И тут он мне подает роскошную бриллиантовую булавку для галстука и целует меня
в обе щеки, и мы оба даже прослезились от умиления. Потом Рафаэль эль Гальо,
отдав мне бриллиантовую булавку для галстука, уходит из кафе, и тогда я говорю
Ретане, который сидел со мной: „Этот подлый цыган только что подписал контракт
с другим импресарио“. — „С чего ты это взял?“ — говорит Ретана. „Я с ним
работаю десять лет, — отвечаю я, — и никогда он мне не делал подарков“, — так
рассказывал импресарио Эль Гальо. „Ничего другого это не может означать“. И так
оно и было, именно тогда Эль Гальо и ушел от него.
Но тут в разговор вмешалась Пастора, не столько для того,
чтобы заступиться за доброе имя Рафаэля, потому что никто не мог бы сказать о
нем хуже, чем говорила она сама, сколько потому, что импресарио обидел весь
цыганский народ, назвав Рафаэля «подлый цыган». И она вмешалась с таким пылом и
так выражалась при этом, что импресарио должен был замолчать. Пришлось тогда
мне вмешаться, чтобы унять Пастору, а еще другая gitana вмешалась, чтобы унять
меня, и шум поднялся такой, что нельзя было разобрать даже слов, кроме одного
слова «шлюха», которое выкрикивалось громче всех, но в конце концов порядок
водворили, и мы трое, с которых все и началось, уселись на места и взялись за
свои бокалы, и тут вдруг я увидела, что Финито смотрит на бычью голову, все еще
обернутую пурпурной материей, и в глазах у него ужас.
В эту самую минуту президент клуба начал речь, после которой
с бычьей головы должны были снять покрывало, и все время, пока он говорил, а
кругом кричали «ole!» и стучали по столу кулаками, я следила за Финито, а он,
забившись в кресло, уткнул рот в свою, нет, уже в мою салфетку и, точно
завороженный, с ужасом смотрел на бычью голову на стене.

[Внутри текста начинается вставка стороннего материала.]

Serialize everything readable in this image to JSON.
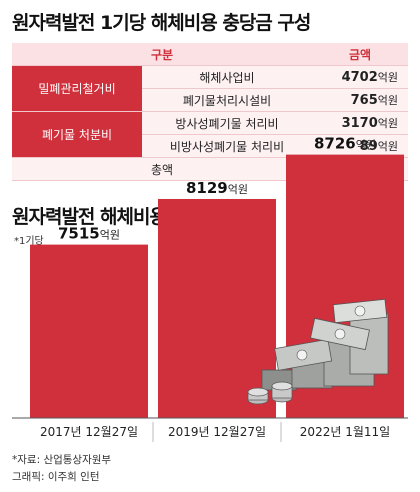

К концу речи Финито стал трясти головой и все старался
поглубже забиться в кресло.
«Ты что, малыш?» — спросила я его, но он меня не узнавал и
только тряс головой и твердил: «Нет. Нет. Нет».
Между тем президент клуба, кончив свою речь под
одобрительные возгласы остальных, встал на стул, развязав шнур, которым
пурпурное покрывало было обвязано вокруг бычьей головы, и медленно стал
стягивать покрывало вниз, а оно зацепилось за один рог, но он дернул, и оно
соскользнуло с отполированных острых рогов, и огромный желтый бык глянул на
всех, выставив выгнутые черные рога с белыми кончиками, острыми, как иглы
дикобраза; голова была совсем как живая, тот же крутой лоб, и ноздри раздуты, а
глаза блестят и смотрят прямо на Финито.